Not so long ago, the Senate adopted new, broader, and quite severe sanctions against business managers without conscience leading astray investors, causing an immediate avalanche at the stock exchange, with the dollar/yen rate reaching the lowest mark in the past nine months. A number of experts believe that the US financial status is quite complicated now and that the Americans must be looking for a way out of the situation, precisely where to invest to improve the US stock market.
Meanwhile, Paul O’Neill, looking considerably younger than his age (67), a veteran businessman and administrator, went on a long tour of the former Soviet empire — not to share American problems but to study and discover new promising markets for the US dollar that has lost some of its value. He landed in Boryspil Airport at 5 a.m. and already at 12:30 appeared at the Ukrainian Home in Kyiv to speak about the problems of democracy and market economy in the post- Soviet countries, specifically in Ukraine. Yet he had not a word about America’s hopes and desire to improve its status at the expense of a competitive national currency that had suddenly showed progress. Confidently, he proceeded to explain to the young Ukrainian market operators how to surmount bureaucratic barriers in the way of small and medium business; that the Ukrainian government must play fair, otherwise the market project will not work, urging investment in people, primary education, and fresh water. Although, in addition to running water and primary education, we need adequate sewers and post-secondary education. The fact remains that Ukraine has Europe’s largest number of researchers per capita.
However, the key inference this biased author made after listening to the number one US financier’s substantive report (permeated with respect for the Ukrainian people) is that American problems can be to our benefit.
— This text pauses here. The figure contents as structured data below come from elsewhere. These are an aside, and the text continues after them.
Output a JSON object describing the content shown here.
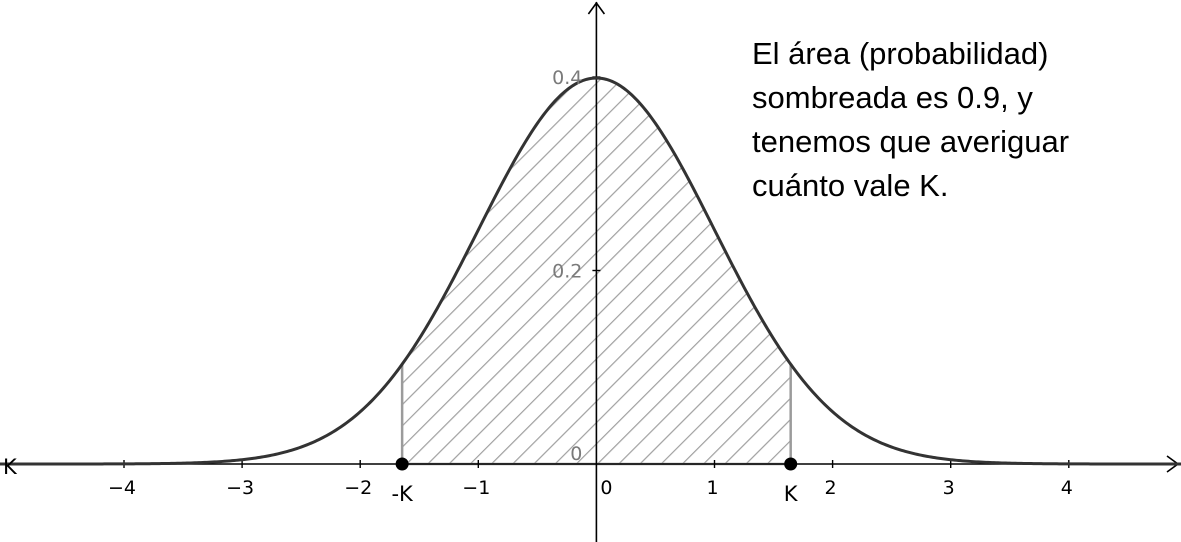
{
  "chart_data": {
    "type": "area",
    "function": "standard normal density",
    "x_ticks": [
      -4,
      -3,
      -2,
      -1,
      0,
      1,
      2,
      3,
      4
    ],
    "x_tick_labels": [
      "−4",
      "−3",
      "−2",
      "−1",
      "0",
      "1",
      "2",
      "3",
      "4"
    ],
    "y_ticks": [
      0,
      0.2,
      0.4
    ],
    "y_tick_labels": [
      "0",
      "0.2",
      "0.4"
    ],
    "xlim": [
      -5.05,
      4.95
    ],
    "ylim": [
      -0.04,
      0.4
    ],
    "shaded_region": {
      "from": -1.645,
      "to": 1.645,
      "area": 0.9,
      "pattern": "hatched"
    },
    "points": [
      {
        "label": "-K",
        "x": -1.645,
        "y": 0
      },
      {
        "label": "K",
        "x": 1.645,
        "y": 0
      }
    ],
    "x_axis_left_label": "K",
    "grid": false,
    "colors": {
      "curve": "#333333",
      "hatch": "#a0a0a0",
      "region_edge": "#9b9b9b",
      "axis": "#000000",
      "point": "#000000"
    }
  },
  "annotation": {
    "lines": [
      "El área (probabilidad)",
      "sombreada es 0.9, y",
      "tenemos que averiguar",
      "cuánto vale K."
    ]
  }
}
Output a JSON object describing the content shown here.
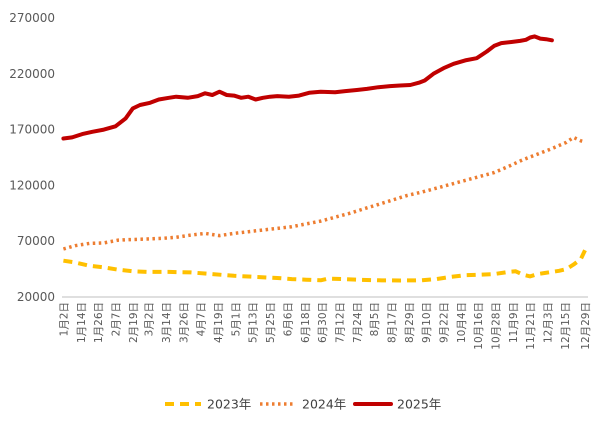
{
  "chart_data": {
    "type": "line",
    "title": "",
    "xlabel": "",
    "ylabel": "",
    "ylim": [
      20000,
      270000
    ],
    "y_ticks": [
      20000,
      70000,
      120000,
      170000,
      220000,
      270000
    ],
    "y_tick_labels": [
      "20000",
      "70000",
      "120000",
      "170000",
      "220000",
      "270000"
    ],
    "x_tick_labels": [
      "1月2日",
      "1月14日",
      "1月26日",
      "2月7日",
      "2月19日",
      "3月2日",
      "3月14日",
      "3月26日",
      "4月7日",
      "4月19日",
      "5月1日",
      "5月13日",
      "5月25日",
      "6月6日",
      "6月18日",
      "6月30日",
      "7月12日",
      "7月24日",
      "8月5日",
      "8月17日",
      "8月29日",
      "9月10日",
      "9月22日",
      "10月4日",
      "10月16日",
      "10月28日",
      "11月9日",
      "11月21日",
      "12月3日",
      "12月15日",
      "12月29日"
    ],
    "x_day_of_year": [
      2,
      14,
      26,
      38,
      50,
      61,
      73,
      85,
      97,
      109,
      121,
      133,
      145,
      157,
      169,
      181,
      193,
      205,
      217,
      229,
      241,
      253,
      265,
      277,
      289,
      301,
      313,
      325,
      337,
      349,
      363
    ],
    "grid": false,
    "legend_position": "bottom",
    "series": [
      {
        "name": "2023年",
        "color": "#FFC000",
        "style": "dash",
        "points": [
          [
            2,
            52500
          ],
          [
            10,
            51000
          ],
          [
            20,
            48000
          ],
          [
            30,
            46500
          ],
          [
            40,
            44500
          ],
          [
            50,
            43000
          ],
          [
            60,
            42500
          ],
          [
            75,
            42500
          ],
          [
            90,
            42000
          ],
          [
            105,
            40500
          ],
          [
            120,
            39000
          ],
          [
            135,
            38000
          ],
          [
            150,
            37000
          ],
          [
            160,
            36000
          ],
          [
            170,
            35500
          ],
          [
            180,
            35000
          ],
          [
            185,
            36500
          ],
          [
            195,
            36000
          ],
          [
            205,
            35500
          ],
          [
            220,
            35000
          ],
          [
            235,
            34800
          ],
          [
            250,
            35000
          ],
          [
            260,
            36000
          ],
          [
            270,
            38000
          ],
          [
            280,
            39500
          ],
          [
            290,
            40000
          ],
          [
            300,
            40500
          ],
          [
            310,
            42500
          ],
          [
            315,
            43000
          ],
          [
            320,
            40000
          ],
          [
            325,
            38500
          ],
          [
            330,
            40500
          ],
          [
            335,
            41500
          ],
          [
            340,
            42500
          ],
          [
            345,
            43500
          ],
          [
            350,
            45000
          ],
          [
            355,
            49000
          ],
          [
            360,
            54000
          ],
          [
            363,
            62000
          ]
        ]
      },
      {
        "name": "2024年",
        "color": "#ED7D31",
        "style": "dot",
        "points": [
          [
            2,
            63000
          ],
          [
            10,
            66000
          ],
          [
            20,
            68000
          ],
          [
            30,
            68500
          ],
          [
            40,
            71000
          ],
          [
            50,
            71500
          ],
          [
            60,
            72000
          ],
          [
            70,
            72500
          ],
          [
            80,
            73500
          ],
          [
            90,
            75500
          ],
          [
            100,
            77000
          ],
          [
            110,
            75000
          ],
          [
            120,
            77000
          ],
          [
            130,
            78500
          ],
          [
            140,
            80000
          ],
          [
            150,
            81500
          ],
          [
            160,
            83000
          ],
          [
            170,
            85500
          ],
          [
            180,
            88000
          ],
          [
            190,
            91500
          ],
          [
            200,
            95000
          ],
          [
            210,
            99000
          ],
          [
            220,
            103000
          ],
          [
            230,
            107000
          ],
          [
            240,
            111000
          ],
          [
            250,
            114000
          ],
          [
            260,
            117500
          ],
          [
            270,
            121000
          ],
          [
            280,
            124500
          ],
          [
            290,
            128000
          ],
          [
            300,
            131500
          ],
          [
            310,
            137000
          ],
          [
            320,
            143000
          ],
          [
            330,
            148000
          ],
          [
            340,
            153000
          ],
          [
            350,
            158500
          ],
          [
            355,
            163000
          ],
          [
            360,
            160000
          ],
          [
            363,
            159000
          ]
        ]
      },
      {
        "name": "2025年",
        "color": "#C00000",
        "style": "solid",
        "points": [
          [
            2,
            162000
          ],
          [
            8,
            163000
          ],
          [
            15,
            166000
          ],
          [
            22,
            168000
          ],
          [
            30,
            170000
          ],
          [
            38,
            173000
          ],
          [
            45,
            180000
          ],
          [
            50,
            189000
          ],
          [
            55,
            192000
          ],
          [
            62,
            194000
          ],
          [
            68,
            197000
          ],
          [
            75,
            198500
          ],
          [
            80,
            199500
          ],
          [
            88,
            198500
          ],
          [
            95,
            200000
          ],
          [
            100,
            202500
          ],
          [
            105,
            201000
          ],
          [
            110,
            204000
          ],
          [
            115,
            201000
          ],
          [
            120,
            200500
          ],
          [
            125,
            198500
          ],
          [
            130,
            199500
          ],
          [
            135,
            197000
          ],
          [
            140,
            198500
          ],
          [
            145,
            199500
          ],
          [
            150,
            200000
          ],
          [
            158,
            199500
          ],
          [
            165,
            200500
          ],
          [
            172,
            203000
          ],
          [
            180,
            204000
          ],
          [
            190,
            203500
          ],
          [
            197,
            204500
          ],
          [
            205,
            205500
          ],
          [
            212,
            206500
          ],
          [
            220,
            208000
          ],
          [
            228,
            209000
          ],
          [
            235,
            209500
          ],
          [
            242,
            210000
          ],
          [
            248,
            212000
          ],
          [
            252,
            214000
          ],
          [
            258,
            220000
          ],
          [
            265,
            225000
          ],
          [
            272,
            229000
          ],
          [
            280,
            232000
          ],
          [
            288,
            234000
          ],
          [
            295,
            240000
          ],
          [
            300,
            245000
          ],
          [
            305,
            247500
          ],
          [
            312,
            248500
          ],
          [
            318,
            249500
          ],
          [
            322,
            250500
          ],
          [
            325,
            252500
          ],
          [
            328,
            253500
          ],
          [
            332,
            251500
          ],
          [
            336,
            251000
          ],
          [
            340,
            250000
          ]
        ]
      }
    ]
  }
}
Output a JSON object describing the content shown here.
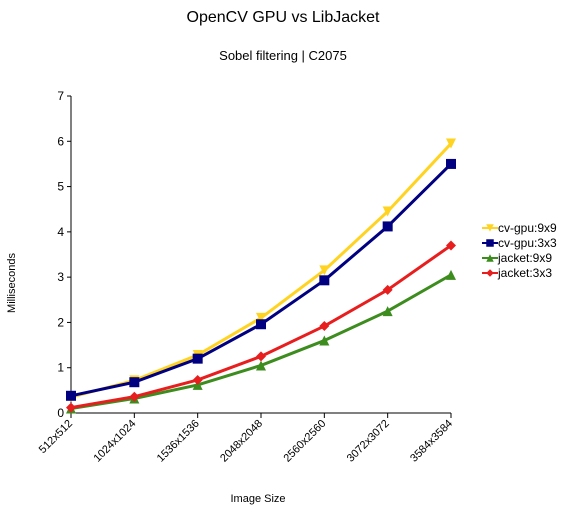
{
  "chart_data": {
    "type": "line",
    "title": "OpenCV GPU vs LibJacket",
    "subtitle": "Sobel filtering | C2075",
    "xlabel": "Image Size",
    "ylabel": "Milliseconds",
    "categories": [
      "512x512",
      "1024x1024",
      "1536x1536",
      "2048x2048",
      "2560x2560",
      "3072x3072",
      "3584x3584"
    ],
    "ylim": [
      0,
      7
    ],
    "yticks": [
      0,
      1,
      2,
      3,
      4,
      5,
      6,
      7
    ],
    "grid": false,
    "legend_position": "right",
    "series": [
      {
        "name": "cv-gpu:9x9",
        "color": "#FFD320",
        "marker": "triangle-down",
        "values": [
          0.35,
          0.72,
          1.28,
          2.1,
          3.15,
          4.45,
          5.95
        ]
      },
      {
        "name": "cv-gpu:3x3",
        "color": "#000080",
        "marker": "square",
        "values": [
          0.38,
          0.68,
          1.2,
          1.96,
          2.93,
          4.12,
          5.5
        ]
      },
      {
        "name": "jacket:9x9",
        "color": "#3C8C1E",
        "marker": "triangle-up",
        "values": [
          0.1,
          0.32,
          0.62,
          1.05,
          1.6,
          2.25,
          3.05
        ]
      },
      {
        "name": "jacket:3x3",
        "color": "#E81E1E",
        "marker": "diamond",
        "values": [
          0.12,
          0.36,
          0.73,
          1.25,
          1.92,
          2.72,
          3.7
        ]
      }
    ]
  }
}
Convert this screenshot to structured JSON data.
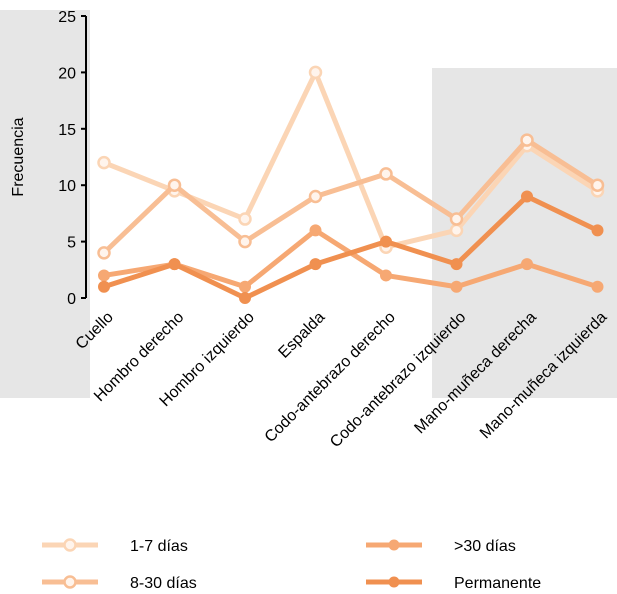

America is considering the possibilities of mass exports of its capital, which is more than relevant for an investment-hungry Ukraine.
Addressing US and Ukrainian businesspeople last Friday, the secretary of the treasury recalled that a fair political system, economic freedom, and investment are required for the success of the economy of any country, reports Interfax Ukraine. He further stated that the former Soviet republics are now among the countries showing the most dynamic progress. However, there is a large gap between the tremendous potential of this region and that which can be actually attained here. Mr. O’Neill discussed Ukraine’s economic development over the past several years, noting that this country has managed to take decisive steps forward in certain spheres, particularly by reducing the number of barter deals and upgrading the tax system; certain progress has been shown in terms of small and medium business. However, to affirm good GDP growth results, much remains to be done, particularly with regard to the land and banking reforms, stressed the secretary of the treasury.